This article has been updated to clarify that the number of bacterial type strains were doubled as a result of this project, not the number of bacterial reference genomes as previously stated.
NEW YORK (GenomeWeb) – An international research team led by researchers at the US Department of Energy's Joint Genome Institute has published 1,003 reference genomes of bacteria and archaeal isolates as part of the Genomic Encyclopedia of Bacteria and Archaea (GEBA) Initiative. These new genomes — 974 bacterial and 29 archaeal — double the number of existing type strains currently available to researchers, and expand their overall phylogenetic diversity by 25 percent.
The study, published today in Nature Biotechnology, is part of the largest single release of reference genomes to date. The GEBA initiative aims to "expand the reference genome catalog of broad phylogenetic and physiological diversity, to determine how this catalog facilitates the discovery of protein families and expands the diversity of known functions, and to ascertain whether these type-strain genomes improve the recruitment and phylogenetic assignment of existing metagenomic sequences," the researchers wrote.

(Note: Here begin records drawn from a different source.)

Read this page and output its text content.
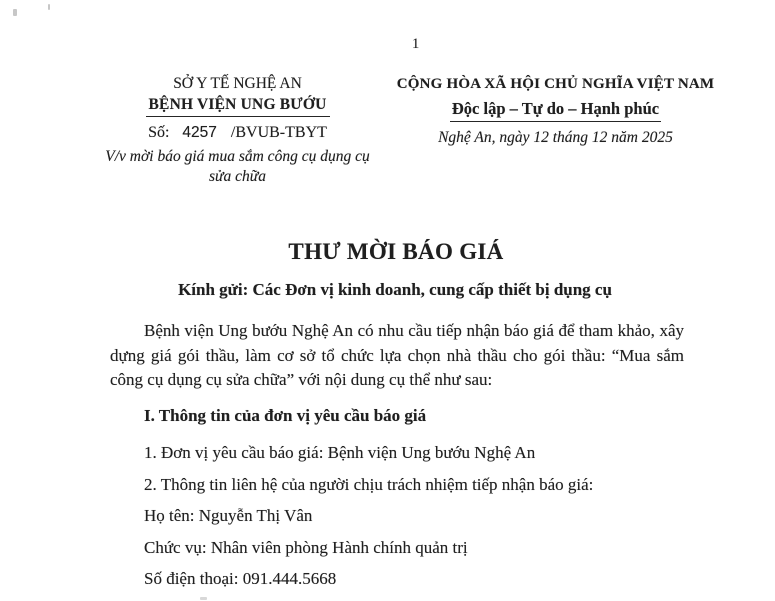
1
SỞ Y TẾ NGHỆ AN
BỆNH VIỆN UNG BƯỚU
Số: 4257 /BVUB-TBYT
V/v mời báo giá mua sắm công cụ dụng cụ sửa chữa
CỘNG HÒA XÃ HỘI CHỦ NGHĨA VIỆT NAM
Độc lập – Tự do – Hạnh phúc
Nghệ An, ngày 12 tháng 12 năm 2025
THƯ MỜI BÁO GIÁ
Kính gửi: Các Đơn vị kinh doanh, cung cấp thiết bị dụng cụ
Bệnh viện Ung bướu Nghệ An có nhu cầu tiếp nhận báo giá để tham khảo, xây dựng giá gói thầu, làm cơ sở tổ chức lựa chọn nhà thầu cho gói thầu: “Mua sắm công cụ dụng cụ sửa chữa” với nội dung cụ thể như sau:
I. Thông tin của đơn vị yêu cầu báo giá
1. Đơn vị yêu cầu báo giá: Bệnh viện Ung bướu Nghệ An
2. Thông tin liên hệ của người chịu trách nhiệm tiếp nhận báo giá:
Họ tên: Nguyễn Thị Vân
Chức vụ: Nhân viên phòng Hành chính quản trị
Số điện thoại: 091.444.5668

The team began by analyzing existing species identified through the All-Species Living Tree Project and then targeted phylogenetic gaps in the isolate genomic space. Once the researchers had obtained specimens, they sequenced them using Illumina instruments to generate whole-genome sequences.
They compared 3.4 million GEBA proteins to 2.66 billion non-redundant protein sequences derived from 4,948 metagenomes in the IMG database. Additionally, the team performed phylogenetic analyses of the whole-genome sequences using the Genome-Blast Distance Phylogeny approach.
Through their analysis, the researchers discovered links to 25 million previously unassigned metagenomic proteins. They also predicted a total of 23,839 biosynthetic gene clusters within the sequences and experimentally validated a divergent phenazine cluster with potential new chemical structure and antimicrobial activity.
"This resource data set is the single largest effort (to our knowledge) to increase the phylogenetic coverage of cultivated bacterial and archaeal isolates," the researchers wrote. "We observed that genomes with increased phylogenetic distance encoded the highest number of novel protein families, supporting the rationale for continued phylogeny-driven sequencing efforts aimed at expanding the representation of cultivated microbes."
The team also noted that it hopes GEBA will provide a foundation for an array of experiments to develop microbial model systems and analyze biotechnologically relevant pathways for years to come.